Miles Heller n'a rien d'un homme ordinaire. Son destin (raconté à la troisième personne) bascule
lorsque son demi-frère est frappé mortellement par une automobile; Miles venait alors de le pousser sur la route suite à une querelle. Accident ou meurtre, on ne sait pas trop. Pataugeant sans but, Miles part en Floride, laissant son père, fondateur de Heller Books, sans nouvelles pendant sept ans, période au cours de laquelle il fait la connaissance de Pilar, une adolescente
mineure dont il tombe amoureux. Quelques menaces en provenance d’une des
sœurs de l'adolescente forcent Miles à s'installer à New York quelques mois, le temps que Pilar atteigne la majorité. Il vit à Sunset Park,
dans une maison reprise par la banque, où squattent quelques éclopés.
Les personnages de Sunset Park sont touchants et parfois magnifiques. Des pages parsemées d’érotisme surprennent ici et là, tandis que d’autres apportent une réflexion sur l’écriture et la
littérature—les fans de Paul Auster savent que plusieurs de ses romans mettent
en scène un ou plusieurs écrivains. C’est essentiellement un livre sur la quête de sens, où des questions sur la politique, la littérature et la société de consommation alternent. Puis lorsqu'il est question d’amour, ce n'est pas sans fatalité, comme si la catastrophe
était imminente. Il en résulte à la fin une coda étrange et imprévisible.
Le ton sombre de Sunset Park rappelle La musique du hasard. Après avoir consulté critiques et blogues, je remarque que ce dernier opus de Paul Auster ne fait pas l'unanimité. Personnellement, je relirai Sunset Park, plus n'hésiterai pas à le hisser au rang de mes romans préférés de l'auteur, aux côtés de Leviathan et de L'invention de la solitude. Truffé de références sur la littérature et l’histoire, Sunset
Park est un roman qui rendra le lecteur intelligent.
Paul Auster revient à Paul Furlan pour la traduction de ce
roman, après avoir congédié Mme Christine Leboeuf, veuve d'Hubert Nyssen, écrivain et fondateur d'Actes Sud. J’ai toujours trouvé belles et abouties les traductions de Christine
Leboeuf, mais après la lecture d’Invisible, j’estimais que sa traduction ne collait pas
exactement à l’atmosphère souhaitée par l'auteur. La faute ne va pas
nécessairement à la traductrice, surtout si l'on reconnaît que l'écriture et le ton des romans de Paul Auster changent d’un texte à l’autre, spécialement depuis ses trois ou quatre derniers opus — disons, à partir de Dans le
scriptorium, roman beckettien dont
l’avis est très partagé. Cette adaptabilité que requiert la traduction de ses ouvrages va
de soi, Paul Auster étant un écrivain au talent protéiforme.

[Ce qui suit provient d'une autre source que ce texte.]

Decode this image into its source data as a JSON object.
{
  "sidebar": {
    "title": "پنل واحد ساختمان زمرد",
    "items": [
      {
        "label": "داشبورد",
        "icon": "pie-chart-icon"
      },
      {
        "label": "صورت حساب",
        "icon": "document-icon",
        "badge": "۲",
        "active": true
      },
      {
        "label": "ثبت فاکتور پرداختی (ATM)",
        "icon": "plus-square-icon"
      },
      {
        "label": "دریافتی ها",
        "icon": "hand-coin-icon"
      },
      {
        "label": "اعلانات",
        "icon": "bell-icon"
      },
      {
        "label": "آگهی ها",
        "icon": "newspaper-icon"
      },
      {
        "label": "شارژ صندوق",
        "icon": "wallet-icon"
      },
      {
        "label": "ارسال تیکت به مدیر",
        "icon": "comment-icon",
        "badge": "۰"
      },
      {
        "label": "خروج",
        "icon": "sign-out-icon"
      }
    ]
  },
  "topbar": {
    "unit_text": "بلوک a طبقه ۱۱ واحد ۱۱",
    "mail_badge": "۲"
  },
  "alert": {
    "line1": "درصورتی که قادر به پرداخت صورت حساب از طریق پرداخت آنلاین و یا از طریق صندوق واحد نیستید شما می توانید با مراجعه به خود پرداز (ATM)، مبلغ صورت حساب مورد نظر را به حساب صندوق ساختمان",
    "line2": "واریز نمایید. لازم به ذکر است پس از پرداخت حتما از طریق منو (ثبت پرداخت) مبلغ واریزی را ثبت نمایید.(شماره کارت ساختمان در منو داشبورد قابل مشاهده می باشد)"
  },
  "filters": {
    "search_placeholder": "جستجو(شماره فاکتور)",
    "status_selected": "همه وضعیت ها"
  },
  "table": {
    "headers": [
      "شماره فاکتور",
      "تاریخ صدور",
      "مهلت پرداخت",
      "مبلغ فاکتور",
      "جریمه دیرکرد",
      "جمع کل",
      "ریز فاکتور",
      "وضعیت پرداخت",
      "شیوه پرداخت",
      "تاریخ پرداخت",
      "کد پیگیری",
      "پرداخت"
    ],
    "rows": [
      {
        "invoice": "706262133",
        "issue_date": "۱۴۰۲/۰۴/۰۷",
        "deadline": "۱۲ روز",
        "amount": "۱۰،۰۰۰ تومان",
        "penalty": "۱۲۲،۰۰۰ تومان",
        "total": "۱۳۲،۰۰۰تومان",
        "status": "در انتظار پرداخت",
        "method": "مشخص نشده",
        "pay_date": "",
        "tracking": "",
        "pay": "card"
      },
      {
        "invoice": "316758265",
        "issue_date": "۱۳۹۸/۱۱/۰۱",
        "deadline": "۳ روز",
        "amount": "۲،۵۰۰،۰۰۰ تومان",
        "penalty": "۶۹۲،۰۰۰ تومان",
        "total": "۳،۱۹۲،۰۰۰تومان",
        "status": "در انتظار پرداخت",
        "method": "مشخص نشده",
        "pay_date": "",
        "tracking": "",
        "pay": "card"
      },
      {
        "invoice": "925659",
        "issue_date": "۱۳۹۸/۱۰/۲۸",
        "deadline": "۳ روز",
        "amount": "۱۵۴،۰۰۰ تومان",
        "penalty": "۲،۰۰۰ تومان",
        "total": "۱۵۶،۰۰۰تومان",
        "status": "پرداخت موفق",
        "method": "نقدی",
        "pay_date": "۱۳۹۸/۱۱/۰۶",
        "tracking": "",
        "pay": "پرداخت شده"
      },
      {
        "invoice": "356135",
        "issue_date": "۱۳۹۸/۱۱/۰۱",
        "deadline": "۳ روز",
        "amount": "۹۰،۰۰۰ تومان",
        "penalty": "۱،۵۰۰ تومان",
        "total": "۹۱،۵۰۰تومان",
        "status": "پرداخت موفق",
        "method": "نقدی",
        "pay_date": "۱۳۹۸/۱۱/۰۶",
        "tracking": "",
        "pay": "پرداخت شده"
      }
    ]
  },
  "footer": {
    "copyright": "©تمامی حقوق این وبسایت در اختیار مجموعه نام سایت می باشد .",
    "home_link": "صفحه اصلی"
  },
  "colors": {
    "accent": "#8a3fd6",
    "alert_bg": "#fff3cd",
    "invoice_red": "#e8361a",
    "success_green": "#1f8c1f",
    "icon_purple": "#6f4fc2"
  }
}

Mais le romancier qu'on retrouve ici nous touche parce qu'il sait encore écrire avec son coeur. Ne pensez pas qu'il verse dans la sentimentalité, mais plutôt que son écriture rejoint ses préoccupations les plus profondes.Une vie entière consacrée à la littérature, voilà ce qui se déploie dans ce roman, dont la réflexion sur la vie et la mort est au seuil de son aboutissement impérieux (et impétueux). Parce que l'écriture ne guérit d'absolument rien (dixit Paul Auster), l'écrivain doit continuer à écrire. C'est sous les auspices de cette quête fragile et sans fin —d'une solitude inextricable— que se déploie ce roman, certes moins accessible que d'autres, mais traversé par une urgence désespérée et typiquement nord-américaine. Sunset Park est sans contredit l’un des livres les plus foisonnants de Paul Auster, celui évoquant le mieux les affres de la solitude à l’heure des grandes injustices de ce monde.